SR-IOV is fundamental to Gen 6 cloud AI infrastructure. At 64 GT/s, a single PCIe 6.0 slot connects an AI accelerator with hundreds of gigabytes per second of memory bandwidth. SR-IOV partitions this accelerator safely among multiple tenants without hypervisor mediation of the data path — enabling multi-tenant GPU/AI-as-a-Service at cloud scale. The SR-IOV mechanism defined in 2007 scales to Gen 6 hardware without protocol changes.

📋 Quick Reference

Item	Value / Rule
SR-IOV Extended Capability ID	0010h — in PF extended config space (100h+), accessible via ECAM
Physical Function (PF)	Standard PCIe endpoint. Contains SR-IOV capability. Managed by hypervisor. One per SR-IOV capable function.
Virtual Function (VF)	Lightweight endpoint. Own BDF address. Own VF BARs. No SR-IOV capability of its own. Assigned to VM.
TotalVFs	Hardware maximum VF count. Read-only. Software may not set NumVFs > TotalVFs.
NumVFs	Write before VF Enable. Sets how many VFs are created. Can only be changed when VF Enable = 0.
VF Enable (bit 0)	Write 1 to create VFs. Wait ≥100ms before VF config space access. Write 0 to destroy all VFs.
VF MSE (bit 3)	Must be set for VFs to respond to memory TLPs. Independent of Command register MSE in PF.
ARI Capable Hierarchy (bit 4)	Set before VF Enable when using ARI. Also requires ARI Forwarding Enable in upstream switch port Device Control 2.
First VF Offset	Routing ID offset from PF to VF1. Read-only, set by hardware.
VF Stride	Routing ID increment between consecutive VFs. Read-only, set by hardware.
VF BDF formula	VF_n = PF_Routing_ID + First_VF_Offset + (n−1) × VF_Stride. n counts from 1.
ARI	Extends Function number to 8 bits (256 functions per bus) by setting Device = 0. Required for >8 VFs.
VF BAR sizing	Same write-0xFFFFFFFF / read-back procedure as regular BARs. VF BAR total size = per-VF-size × NumVFs.
VF MMIO address formula	VF_n base = VF_BAR_base + (n−1) × per_VF_size
VF Device ID	All VFs have the same VF Device ID (from SR-IOV Cap register). Vendor ID = PF’s Vendor ID.
ACS requirement	ACS Source Validation + P2P Request Redirect must be enabled on all switch ports between SR-IOV device and Root Complex. Linux VFIO verifies this.
IOMMU isolation	Each VF’s DMA is isolated by IOMMU per-VF address space. PASID extends this to per-process within the VM.

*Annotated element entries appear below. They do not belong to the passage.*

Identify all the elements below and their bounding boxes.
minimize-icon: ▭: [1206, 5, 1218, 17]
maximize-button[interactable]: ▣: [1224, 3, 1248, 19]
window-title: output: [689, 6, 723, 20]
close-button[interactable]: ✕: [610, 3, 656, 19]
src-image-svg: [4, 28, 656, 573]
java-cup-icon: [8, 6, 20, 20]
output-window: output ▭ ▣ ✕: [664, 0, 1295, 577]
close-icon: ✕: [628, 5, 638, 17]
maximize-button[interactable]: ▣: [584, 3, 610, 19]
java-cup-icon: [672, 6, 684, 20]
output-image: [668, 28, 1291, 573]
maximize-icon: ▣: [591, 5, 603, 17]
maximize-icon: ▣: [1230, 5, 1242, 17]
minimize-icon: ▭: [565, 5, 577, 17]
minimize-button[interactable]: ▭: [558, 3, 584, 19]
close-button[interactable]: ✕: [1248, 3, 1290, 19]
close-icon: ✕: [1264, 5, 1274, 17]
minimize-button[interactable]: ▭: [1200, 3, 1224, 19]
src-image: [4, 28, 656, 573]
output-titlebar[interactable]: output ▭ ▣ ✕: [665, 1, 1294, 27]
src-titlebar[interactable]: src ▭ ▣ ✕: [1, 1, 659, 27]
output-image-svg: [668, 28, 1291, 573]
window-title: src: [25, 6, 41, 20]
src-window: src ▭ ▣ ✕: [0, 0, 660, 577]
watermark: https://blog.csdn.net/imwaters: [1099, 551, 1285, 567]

VF config space	Minimal — Vendor ID, VF Device ID, Subsystem IDs, a few mandatory capabilities. No BARs in Type 0 header (BARs are in PF’s SR-IOV Extended Capability).
Gen 6 changes	SR-IOV mechanism unchanged. Per-VF bandwidth dramatically higher at 64 GT/s. IDE adds per-VF TLP encryption. PASID + SR-IOV for per-process IOMMU isolation in AI workloads.